I come now to the consideration of the main question, whether the State Courts of California, and if so, what State Courts, have the power to naturalize ?—And I have come to the conclusion that this question is but little affected by the propositions which I have been already led to consider, on account of the seeming importance attached to them by the learned counsel, and the able manner in which they were presented.

In § 8, Art. I, of the Constitution, enumerating the powers of Congress, is the following separate clause: “To establish an uniform rule of naturalization and uniform laws on the subject of bankruptcy throughout the United States.” By metaphysical refinement, in examining the form of our government, it might be correctly said that there is no such thing as a citizen of the United States. But constant usage—arising from convenience, and perhaps necessity, and dating from the formation of the Confederacy—has given substantial existence to the idea which the term conveys. A citizen of any one of the States of the Union, is held to be, and called a citizen of the United States, although technically and abstractly there is no such thing. To conceive a citizen of the United Stales who is not a citizen of some one of the States, is totally foreign to the idea, and inconsistent with the proper construction and common understanding of the expression as used in the Constitution, which must be deduced from its various other provisions. The object then to be attained, by the exercise of the power of naturalization, was to make citizens of the respective States.
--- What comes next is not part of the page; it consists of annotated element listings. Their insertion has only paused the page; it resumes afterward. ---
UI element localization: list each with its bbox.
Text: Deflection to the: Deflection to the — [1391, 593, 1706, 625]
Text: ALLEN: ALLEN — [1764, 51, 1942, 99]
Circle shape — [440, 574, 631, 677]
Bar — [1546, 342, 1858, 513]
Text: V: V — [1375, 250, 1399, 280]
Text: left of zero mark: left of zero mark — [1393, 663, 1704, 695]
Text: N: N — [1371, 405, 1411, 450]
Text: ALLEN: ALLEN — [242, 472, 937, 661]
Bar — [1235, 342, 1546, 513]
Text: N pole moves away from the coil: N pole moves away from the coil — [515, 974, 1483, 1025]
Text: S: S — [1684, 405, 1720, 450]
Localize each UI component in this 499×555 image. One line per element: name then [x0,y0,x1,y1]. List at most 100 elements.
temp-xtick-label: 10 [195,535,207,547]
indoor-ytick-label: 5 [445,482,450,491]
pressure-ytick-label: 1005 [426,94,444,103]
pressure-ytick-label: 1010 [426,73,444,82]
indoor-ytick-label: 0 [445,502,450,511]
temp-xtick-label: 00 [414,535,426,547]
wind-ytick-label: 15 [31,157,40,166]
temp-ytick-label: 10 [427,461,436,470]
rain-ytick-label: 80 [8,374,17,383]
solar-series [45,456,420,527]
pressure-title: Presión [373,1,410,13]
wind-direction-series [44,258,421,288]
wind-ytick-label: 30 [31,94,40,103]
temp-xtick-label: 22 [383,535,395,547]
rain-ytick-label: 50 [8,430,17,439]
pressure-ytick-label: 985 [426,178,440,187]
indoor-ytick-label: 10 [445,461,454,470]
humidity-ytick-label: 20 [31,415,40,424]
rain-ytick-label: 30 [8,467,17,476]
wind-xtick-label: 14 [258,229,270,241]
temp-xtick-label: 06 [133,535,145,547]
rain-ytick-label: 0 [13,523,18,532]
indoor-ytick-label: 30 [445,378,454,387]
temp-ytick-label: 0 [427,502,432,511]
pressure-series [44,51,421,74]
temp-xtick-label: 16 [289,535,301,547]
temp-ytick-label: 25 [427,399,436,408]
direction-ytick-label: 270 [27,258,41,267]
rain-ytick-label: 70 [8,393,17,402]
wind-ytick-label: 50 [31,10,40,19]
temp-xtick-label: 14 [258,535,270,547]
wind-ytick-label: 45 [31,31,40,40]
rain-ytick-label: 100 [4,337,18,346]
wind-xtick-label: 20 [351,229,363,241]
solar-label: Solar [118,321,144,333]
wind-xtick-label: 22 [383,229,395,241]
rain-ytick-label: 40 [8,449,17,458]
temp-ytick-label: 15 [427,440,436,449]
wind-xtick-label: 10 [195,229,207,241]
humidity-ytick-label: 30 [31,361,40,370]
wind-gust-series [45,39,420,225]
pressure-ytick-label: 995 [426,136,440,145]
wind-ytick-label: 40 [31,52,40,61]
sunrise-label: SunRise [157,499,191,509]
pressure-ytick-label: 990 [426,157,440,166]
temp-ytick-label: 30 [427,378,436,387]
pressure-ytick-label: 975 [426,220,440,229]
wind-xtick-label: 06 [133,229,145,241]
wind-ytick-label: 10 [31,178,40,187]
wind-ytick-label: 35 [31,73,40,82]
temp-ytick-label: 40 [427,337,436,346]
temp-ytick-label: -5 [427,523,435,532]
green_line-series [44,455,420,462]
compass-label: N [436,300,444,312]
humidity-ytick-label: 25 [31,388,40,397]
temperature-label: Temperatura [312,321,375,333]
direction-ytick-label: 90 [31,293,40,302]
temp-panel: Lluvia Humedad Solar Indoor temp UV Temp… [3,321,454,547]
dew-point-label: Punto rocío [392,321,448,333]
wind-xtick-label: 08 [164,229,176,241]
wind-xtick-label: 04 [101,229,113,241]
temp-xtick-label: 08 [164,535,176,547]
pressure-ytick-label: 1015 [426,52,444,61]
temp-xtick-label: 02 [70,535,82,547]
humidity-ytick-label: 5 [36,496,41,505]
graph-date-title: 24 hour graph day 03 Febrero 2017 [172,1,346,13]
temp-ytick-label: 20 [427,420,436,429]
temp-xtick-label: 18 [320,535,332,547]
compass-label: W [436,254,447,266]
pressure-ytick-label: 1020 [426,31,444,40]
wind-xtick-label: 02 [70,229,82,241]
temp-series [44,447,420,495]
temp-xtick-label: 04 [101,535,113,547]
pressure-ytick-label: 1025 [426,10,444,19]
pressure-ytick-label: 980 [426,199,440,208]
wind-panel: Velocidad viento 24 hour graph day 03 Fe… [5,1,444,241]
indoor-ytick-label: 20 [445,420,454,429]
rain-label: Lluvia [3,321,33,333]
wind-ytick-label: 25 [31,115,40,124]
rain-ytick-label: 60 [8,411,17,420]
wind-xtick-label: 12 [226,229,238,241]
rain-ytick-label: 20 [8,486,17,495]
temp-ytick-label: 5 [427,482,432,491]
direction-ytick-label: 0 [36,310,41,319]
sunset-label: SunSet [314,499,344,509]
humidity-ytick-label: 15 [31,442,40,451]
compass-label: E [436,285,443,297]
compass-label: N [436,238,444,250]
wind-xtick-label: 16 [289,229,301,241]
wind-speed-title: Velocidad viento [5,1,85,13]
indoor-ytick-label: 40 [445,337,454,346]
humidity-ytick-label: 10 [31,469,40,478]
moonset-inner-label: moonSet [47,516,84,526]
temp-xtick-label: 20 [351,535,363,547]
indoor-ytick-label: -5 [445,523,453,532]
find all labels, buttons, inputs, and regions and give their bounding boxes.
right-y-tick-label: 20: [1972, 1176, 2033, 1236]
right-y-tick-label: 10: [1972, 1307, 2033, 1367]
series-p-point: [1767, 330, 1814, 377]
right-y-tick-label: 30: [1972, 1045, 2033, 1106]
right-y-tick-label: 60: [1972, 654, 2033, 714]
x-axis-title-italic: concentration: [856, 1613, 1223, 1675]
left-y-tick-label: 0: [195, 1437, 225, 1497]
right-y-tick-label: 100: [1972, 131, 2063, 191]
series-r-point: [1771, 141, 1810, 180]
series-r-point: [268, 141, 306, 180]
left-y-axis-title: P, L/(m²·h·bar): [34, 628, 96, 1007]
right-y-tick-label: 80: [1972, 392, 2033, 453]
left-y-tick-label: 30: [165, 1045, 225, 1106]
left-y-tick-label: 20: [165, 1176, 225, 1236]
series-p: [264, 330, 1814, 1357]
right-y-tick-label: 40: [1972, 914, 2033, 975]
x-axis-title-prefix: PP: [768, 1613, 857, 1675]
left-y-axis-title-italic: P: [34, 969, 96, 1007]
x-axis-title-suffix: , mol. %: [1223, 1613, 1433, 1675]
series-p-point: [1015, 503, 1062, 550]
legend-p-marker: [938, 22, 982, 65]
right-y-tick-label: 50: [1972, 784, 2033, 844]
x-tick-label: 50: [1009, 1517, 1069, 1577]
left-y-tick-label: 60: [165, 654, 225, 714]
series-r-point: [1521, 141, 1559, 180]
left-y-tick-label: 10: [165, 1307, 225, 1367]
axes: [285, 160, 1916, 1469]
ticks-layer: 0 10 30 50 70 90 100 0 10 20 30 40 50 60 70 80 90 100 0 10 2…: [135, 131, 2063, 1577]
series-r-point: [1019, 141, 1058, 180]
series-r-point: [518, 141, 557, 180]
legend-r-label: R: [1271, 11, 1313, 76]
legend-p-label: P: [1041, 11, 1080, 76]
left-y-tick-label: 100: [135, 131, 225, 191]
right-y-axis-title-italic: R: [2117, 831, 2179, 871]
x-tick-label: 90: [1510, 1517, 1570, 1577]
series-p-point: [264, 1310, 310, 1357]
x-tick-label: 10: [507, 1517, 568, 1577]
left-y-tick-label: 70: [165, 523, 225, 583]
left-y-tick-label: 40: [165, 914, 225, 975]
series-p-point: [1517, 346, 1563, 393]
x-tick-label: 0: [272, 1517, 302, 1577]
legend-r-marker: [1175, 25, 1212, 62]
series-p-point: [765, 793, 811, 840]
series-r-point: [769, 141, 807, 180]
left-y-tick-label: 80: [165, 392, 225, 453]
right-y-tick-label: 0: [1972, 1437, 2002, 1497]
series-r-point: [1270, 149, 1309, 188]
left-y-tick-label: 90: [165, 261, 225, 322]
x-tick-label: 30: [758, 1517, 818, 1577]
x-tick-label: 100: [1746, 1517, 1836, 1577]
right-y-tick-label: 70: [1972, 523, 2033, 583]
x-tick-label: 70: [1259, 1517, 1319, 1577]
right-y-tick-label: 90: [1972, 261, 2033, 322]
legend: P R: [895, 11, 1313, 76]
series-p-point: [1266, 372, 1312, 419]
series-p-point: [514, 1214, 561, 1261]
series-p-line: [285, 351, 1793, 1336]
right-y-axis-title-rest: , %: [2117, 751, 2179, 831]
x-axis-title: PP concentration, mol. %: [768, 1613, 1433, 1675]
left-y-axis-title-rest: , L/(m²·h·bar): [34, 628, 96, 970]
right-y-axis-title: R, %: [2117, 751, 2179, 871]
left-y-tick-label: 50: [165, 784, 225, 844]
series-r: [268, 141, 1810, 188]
[303]*303At the time of the adoption of the Constitution, the States had power to make citizens of aliens. Does the clause of the Constitution above quoted deprive them of it ?

The true rule of construction as to the exclusiveness of the power of Congress is, First—that it must be granted exclusively; Second— forbidden to the States; Third—from the nature of the power, its exercise by both must be incompatible and incongruous. Does the power under review come within either of these positions ? If we examine the language closely, aiid according to the rules of rigid construction always applicable to delegated powers, we will find that the power to naturalize, in fact is not given to Congress, but simply the power to establish an uniform rule. The States are not forbidden to naturalize, nor is there anything in the exercise of the power by them, incongruous or incompatible with the power of Congress to establish an uniform rule. That the States, if they choose to exercise the power as an original one, must abide by the rule which Congress makes, there cannot be the slightest difference of opinion. The power given to Congress was, according to my apprehension, intended to provide a rule for the action of the States, and not a rule for the action of the Federal Government. Else why was the term “ uniform ” made to qualify “ rule ? ” If it was designed simply to give the power of making citizens to Congress, simpler modes of expression might have been used, and ought to have been required, and surely there would have been no use for the term “ uniform.” Why should the rule be uniform, unless more than one had to execute the rule ? It certainly could not have been imagined, that Congress would have made a rule for its own action, or the action of its own officers, which could have operated without uniformity.

The States had the power to naturalize foreigners, and there was no necessity for this power to be surrendered to the General Government. But by another clause of the Constitution, §1, Art. 4, it was determined that “the citizens of each State shall be entitled to all privileges and immunities of citizens in the several States.” It might well have been apprehended, that in the feeble and sparsely populated condition of the States, a race would have been run for the acquisition of population, differing in its radicalism only according to the difference

[304]*304of opinion as to the danger of the sudden introduction of too large a foreign element; and as, when once admitted to citizenship in one State, the alien would have all privileges in the other States, it would be in effect allowing one State to modify or break down the policy of another.